Step 6 — More Advanced Uses

Once you’re comfortable with basic tasks OpenClaw can handle significantly more complex workflows:

Multi-step tasks:
“Go through all the files in my project folder, find any that haven’t been modified in over 6 months and create a list of them in a file called archive-candidates.txt”

Working with code:
“Read all the Python files in this project and tell me if there are any obvious errors or inconsistencies”

Batch processing:
“Rename all the image files in this folder from their current random names to sequential numbers — image-001, image-002 etc”

Research and summarise:
“Search for the latest news about [topic] and summarise the key points in a file called research-notes.txt”


Setting Up AgentSkills

OpenClaw comes with over 100 pre-built AgentSkills — ready made capabilities you can add to expand what it can do. Popular ones include:

Web browsing — lets OpenClaw navigate websites and extract information

Email — lets OpenClaw draft and send emails on your behalf

Calendar — lets OpenClaw read and manage your calendar

To install a skill:

openclaw skills install web-browser

Then you can use it naturally:

“Go to the BBC News website and summarise the top five stories”


Ghost Mode — For Private Tasks

If you want OpenClaw to complete a task without any record being kept:

openclaw –ghost

Ghost mode leaves no logs or history of the session — useful for sensitive tasks you don’t want stored anywhere.


Important Safety Tips

OpenClaw has direct access to your files and system. A few sensible precautions:

Start in a test folder — when learning OpenClaw create a test folder with dummy files. Practice there before giving it access to important documents.

Be specific with instructions — vague instructions can lead to unintended actions. “Delete old files” is dangerous. “Delete files in the test folder that are older than 30 days” is specific and safe.

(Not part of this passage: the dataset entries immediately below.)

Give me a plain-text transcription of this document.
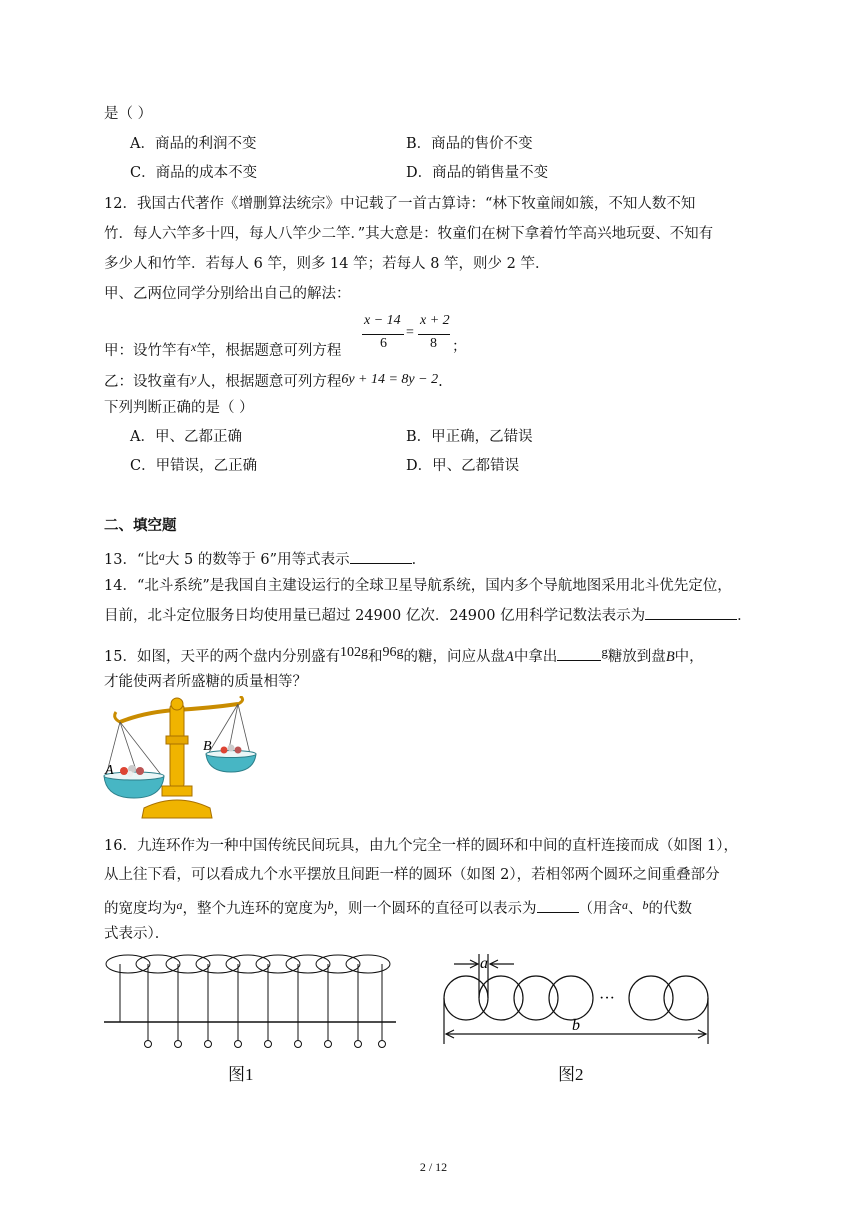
是（ ）
A．商品的利润不变	B．商品的售价不变
C．商品的成本不变	D．商品的销售量不变
12．我国古代著作《增删算法统宗》中记载了一首古算诗：“林下牧童闹如簇，不知人数不知
竹．每人六竿多十四，每人八竿少二竿．”其大意是：牧童们在树下拿着竹竿高兴地玩耍、不知有
多少人和竹竿．若每人 6 竿，则多 14 竿；若每人 8 竿，则少 2 竿．
甲、乙两位同学分别给出自己的解法：
甲：设竹竿有$^x$竿，根据题意可列方程
x − 14
6
=
x + 2
8 ；
乙：设牧童有$^y$人，根据题意可列方程6y + 14 = 8y − 2.
下列判断正确的是（ ）
A．甲、乙都正确	B．甲正确，乙错误
C．甲错误，乙正确	D．甲、乙都错误
二、填空题
13．“比$^a$大 5 的数等于 6”用等式表示	．
14．“北斗系统”是我国自主建设运行的全球卫星导航系统，国内多个导航地图采用北斗优先定位，
目前，北斗定位服务日均使用量已超过 24900 亿次．24900 亿用科学记数法表示为	．
15．如图，天平的两个盘内分别盛有102g和96g的糖，问应从盘A中拿出	g糖放到盘B中，
才能使两者所盛糖的质量相等？
A
B
16．九连环作为一种中国传统民间玩具，由九个完全一样的圆环和中间的直杆连接而成（如图 1），
从上往下看，可以看成九个水平摆放且间距一样的圆环（如图 2），若相邻两个圆环之间重叠部分
的宽度均为$^a$，整个九连环的宽度为$^b$，则一个圆环的直径可以表示为	（用含$^a$、$^b$的代数
式表示）．
图1
···
a
b
图2
2 / 12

Review before confirming — OpenClaw will usually show you what it plans to do before doing it. Always read this carefully before confirming.

Don’t give it more permissions than needed — only connect the services OpenClaw actually needs for what you’re doing.


How Much Does OpenClaw Cost?

OpenClaw itself is completely free and open source. The cost comes from API usage — every task OpenClaw completes uses AI model calls that you pay for based on usage.

For light use the costs are minimal — a few pence per session. For heavy automated workflows costs can add up. Monitor your API usage through your provider’s dashboard to avoid surprises.


OpenClaw vs Standard Claude or ChatGPT

OpenClawClaude/ChatGPT
Takes action✅ Yes❌ No
File access✅ Yes❌ No
Works autonomously✅ Yes❌ No
Easy to start⚠️ Some setup✅ Instant
CostAPI usageSubscription
Best forAutomationConversation

They’re not competitors — OpenClaw uses Claude or ChatGPT as its brain. Think of it as giving your AI assistant hands.